Sud, ancora serbatoio di manodopera a basso costo
Il Mezzogiorno torna ad acquistare un ruolo di area fornitrice di forza lavoro necessaria per lo sviluppo
delle altre regioni italiane ed europee, allo stesso modo in cui lo aveva svolto mezzo secolo addietro,
all’epoca delle grandi migrazioni
di Stefano Boffo ed Enrico Pugliese, Rps 11 aprile 2018
Il testo è la sintesi dell’articolo pubblicato nella sezione Tema del n. 4 2017 della Rivista delle Politiche
Sociali. Gli abbonati possono leggerlo qui in versione
integrale. Questo è invece il link alla rubrica che Rassegna
dedica alla stessa Rivista
I fattori che spingono a emigrare dall’Italia sono molteplici e
differiscono per i diversi protagonisti dell’emigrazione che
colpisce oggi il nostro Paese. Sicuramente il principale
fattore di spinta, comune a tutti (giovani e meno giovani,
meridionali o settentrionali, altamente scolarizzati o no), è
rappresentato dalla grave crisi produttiva e occupazionale
degli anni scorsi, che ha attivato fenomeni e processi che
sono tuttora in atto.
Se si parla di Mezzogiorno bisogna tener conto del fatto che
le principali destinazioni non sono quelle estere (anche se la
componente di emigrazione verso l’estero è cresciuta negli
ultimi anni) e che, benché si scelga di emigrare per molti
diversi motivi, per la stragrande maggioranza degli
emigranti l’elemento unificante resta il peggioramento della situazione del mercato a livello locale.

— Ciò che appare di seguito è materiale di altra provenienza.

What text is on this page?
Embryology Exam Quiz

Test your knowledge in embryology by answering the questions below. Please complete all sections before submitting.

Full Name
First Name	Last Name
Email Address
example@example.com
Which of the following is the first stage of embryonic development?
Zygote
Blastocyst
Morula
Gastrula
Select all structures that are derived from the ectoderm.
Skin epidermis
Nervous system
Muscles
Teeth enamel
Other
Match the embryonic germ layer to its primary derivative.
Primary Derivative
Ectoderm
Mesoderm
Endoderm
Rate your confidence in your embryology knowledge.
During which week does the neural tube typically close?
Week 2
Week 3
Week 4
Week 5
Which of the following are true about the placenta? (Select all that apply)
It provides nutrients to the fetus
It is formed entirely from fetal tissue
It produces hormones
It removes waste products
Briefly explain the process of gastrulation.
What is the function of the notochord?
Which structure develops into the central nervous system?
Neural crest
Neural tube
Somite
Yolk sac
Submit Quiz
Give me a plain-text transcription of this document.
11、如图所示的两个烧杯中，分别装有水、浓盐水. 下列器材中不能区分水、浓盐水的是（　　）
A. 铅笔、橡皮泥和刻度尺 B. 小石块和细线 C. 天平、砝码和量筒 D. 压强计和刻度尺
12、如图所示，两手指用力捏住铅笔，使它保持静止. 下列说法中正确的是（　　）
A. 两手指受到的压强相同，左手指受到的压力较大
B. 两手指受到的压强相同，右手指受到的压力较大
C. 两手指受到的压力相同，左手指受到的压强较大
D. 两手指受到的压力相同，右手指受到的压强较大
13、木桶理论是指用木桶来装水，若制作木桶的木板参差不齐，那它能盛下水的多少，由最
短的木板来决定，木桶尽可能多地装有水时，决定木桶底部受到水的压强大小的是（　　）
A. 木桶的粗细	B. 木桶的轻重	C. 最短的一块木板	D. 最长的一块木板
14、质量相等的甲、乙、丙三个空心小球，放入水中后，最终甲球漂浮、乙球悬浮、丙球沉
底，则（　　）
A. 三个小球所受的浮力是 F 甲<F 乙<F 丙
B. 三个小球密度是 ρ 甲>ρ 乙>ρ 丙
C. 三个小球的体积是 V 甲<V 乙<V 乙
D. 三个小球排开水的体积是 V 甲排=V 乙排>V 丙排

Questa migrazione è proseguita anche quando si è passati dalla crisi alla tenue ripresa che si registra oggi,
in particolare nel Sud, anche se nel Meridione siamo ancora lontani dal raggiungere i livelli pre-crisi per
quel che riguarda i principali indicatori del mercato del lavoro e soprattutto livelli e qualità
dell’occupazione.
Tutto ciò fa pensare davvero che ci troviamo di fronte a un nuovo ciclo dell’emigrazione italiana, che per
il Mezzogiorno si inserisce in un processo di radicale modifica della struttura demografica, un basso tasso
di natalità non compensato – come nel Nord – da un parallelo flusso di immigrati. Il Mezzogiorno torna
così ad acquistare un ruolo di area fornitrice di manodopera necessaria per lo sviluppo delle altre regioni
italiane ed europee, allo stesso modo in cui lo aveva svolto mezzo secolo addietro, all’epoca delle grandi
migrazioni intereuropee trainate dallo sviluppo industriale fordista.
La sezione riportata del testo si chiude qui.